Calculs « hasardeux »


Du côté d’Hydro-Québec, on refuse aussi de préciser quelle serait la consommation d’énergie de l’usine de liquéfaction et on mentionne que le projet de ligne de raccordement est actuellement au stade des « études ». Dans le cadre des travaux du Bureau d’audiences publiques sur l’environnement (BAPE), une consommation annuelle de 4,6 TWh avait été évoquée par les promoteurs.


Est-ce que l’approvisionnement en électricité d’Énergie Saguenay aurait un impact sur la facture d’électricité des autres clients ? « Tout nouvel approvisionnement pourrait en théorie avoir un impact sur l’ensemble de nos tarifs.

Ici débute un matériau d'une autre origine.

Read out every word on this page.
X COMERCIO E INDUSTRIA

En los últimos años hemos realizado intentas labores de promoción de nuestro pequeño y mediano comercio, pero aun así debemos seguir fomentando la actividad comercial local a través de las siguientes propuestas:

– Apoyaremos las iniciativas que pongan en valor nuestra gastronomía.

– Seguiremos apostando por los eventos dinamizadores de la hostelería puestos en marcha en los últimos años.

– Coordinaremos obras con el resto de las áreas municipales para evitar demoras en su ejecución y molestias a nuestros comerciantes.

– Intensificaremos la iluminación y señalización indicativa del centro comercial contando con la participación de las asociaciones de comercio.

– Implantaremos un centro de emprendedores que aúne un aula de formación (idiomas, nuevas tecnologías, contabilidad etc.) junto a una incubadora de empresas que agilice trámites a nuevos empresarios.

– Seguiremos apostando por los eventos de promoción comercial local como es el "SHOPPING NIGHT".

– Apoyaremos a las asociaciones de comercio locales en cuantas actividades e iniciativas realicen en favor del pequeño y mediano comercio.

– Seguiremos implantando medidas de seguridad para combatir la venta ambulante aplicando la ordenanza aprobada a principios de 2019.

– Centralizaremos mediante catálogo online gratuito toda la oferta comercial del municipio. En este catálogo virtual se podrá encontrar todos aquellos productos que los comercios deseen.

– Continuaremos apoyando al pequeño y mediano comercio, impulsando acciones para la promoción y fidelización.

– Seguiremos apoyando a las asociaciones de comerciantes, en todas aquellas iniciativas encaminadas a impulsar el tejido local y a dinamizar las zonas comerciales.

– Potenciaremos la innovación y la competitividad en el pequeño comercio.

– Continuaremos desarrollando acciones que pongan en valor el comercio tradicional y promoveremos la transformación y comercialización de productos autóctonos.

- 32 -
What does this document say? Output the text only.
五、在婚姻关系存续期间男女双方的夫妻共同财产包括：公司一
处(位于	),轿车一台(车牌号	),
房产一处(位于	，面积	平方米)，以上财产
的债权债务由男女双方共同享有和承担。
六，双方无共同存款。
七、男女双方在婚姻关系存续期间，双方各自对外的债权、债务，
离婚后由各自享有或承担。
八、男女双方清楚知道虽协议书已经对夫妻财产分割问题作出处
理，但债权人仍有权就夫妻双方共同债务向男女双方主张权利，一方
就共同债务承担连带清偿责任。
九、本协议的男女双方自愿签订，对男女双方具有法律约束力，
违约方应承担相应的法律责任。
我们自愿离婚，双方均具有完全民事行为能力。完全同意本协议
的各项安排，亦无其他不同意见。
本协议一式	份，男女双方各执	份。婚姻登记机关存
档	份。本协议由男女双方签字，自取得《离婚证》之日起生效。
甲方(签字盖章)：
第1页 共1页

Il faut toutefois garder en tête que nos efforts en efficacité énergétique auront également un impact sur l’état de nos ressources en libérant de l’énergie et de la puissance. De plus, d’autres facteurs sont à considérer, comme la réalisation ou non de plusieurs projets. Il serait donc hasardeux de conclure qu’un projet en particulier aurait un impact direct sur l’ensemble de nos tarifs », explique la société d’État, dans une réponse écrite.


Hydro-Québec ajoute que les coûts et les revenus de l’approvisionnement de l’éventuelle usine ou de l’éventuel gazoduc ne seront pas détaillés dans le dossier tarifaire de 2030, comme le veut la pratique.


Cela ne change rien à la réalité des coûts qui seront refilés à l’ensemble des clients, répond Viviane de Tilly. Elle précise qu’elle ne critique pas Hydro-Québec, puisque la société d’État devra fournir l’énergie à l’usine Énergie Saguenay si le gouvernement Legault autorise le projet. Plusieurs de ses ministres ont d’ailleurs pris position en faveur de cette usine, et ce, avant le début de son évaluation par le BAPE. Son rapport doit être déposé d’ici le 10 mars.


À l’instar des groupes écologistes qui estiment que « GNL Québec coûterait cher à Hydro-Québec », Mme de Tilly se demande où la société d’État trouvera les ressources pour répondre à cette demande. Puisque l’usine nécessitera un approvisionnement constant et de grande puissance, elle juge que la réalisation de ce projet pourrait favoriser le renouvellement du contrat de la centrale au gaz naturel de Bécancour, qui se termine en 2026.


Hydro-Québec affirme toutefois que « l’utilisation de la centrale de Bécancour ne fait pas partie de nos plans pour répondre à la demande des besoins anticipés à partir de 2026 ». Cette centrale appartenant à TCE Energy, pratiquement inutilisée depuis son ouverture en 2006, aura coûté près de 2 milliards de dollars aux Québécois à la fin du présent contrat. Elle sert à produire de l’électricité à partir de gaz naturel exploité surtout par fracturation.


Lobbying pour une usine et un gazoduc


Selon les informations disponibles au Registre des lobbyistes du Québec le jeudi 25 février, GNL Québec a un total de sept lobbyistes inscrits. Leur mandat comprend des « démarches » afin de convaincre le gouvernement du Québec d’accorder de la « puissance hydroélectrique », mais aussi un « soutien financier » en vue de la réalisation du projet d’usine de liquéfaction et d’exportation de gaz naturel albertain.


Gazoduq, qui doit construire le gazoduc de 780 kilomètres qui alimenterait l’usine, a également un total de sept lobbyistes inscrits. Leurs démarches comprennent des « communications » en vue « d’obtenir le soutien financier du gouvernement ». Leur mandat précise que « les sommes pourraient notamment servir à l’embauche de main-d’oeuvre et éventuellement à financer une partie des coûts du développement et de la construction du projet ».


Enfin, les quatre lobbyistes inscrits de la Fédération des chambres de commerce du Québec (FCCQ) ont eux aussi un mandat de promotion du projet d’usine et de gazoduc auprès du gouvernement. Pour la FCCQ, « le gaz naturel s’inscrit dans un contexte de pensée globale, et dans une logique de transition énergétique et de diminution des gaz à effet de serre, notamment dans les pays utilisant toujours le mazout ou le charbon comme principale source d’énergie ».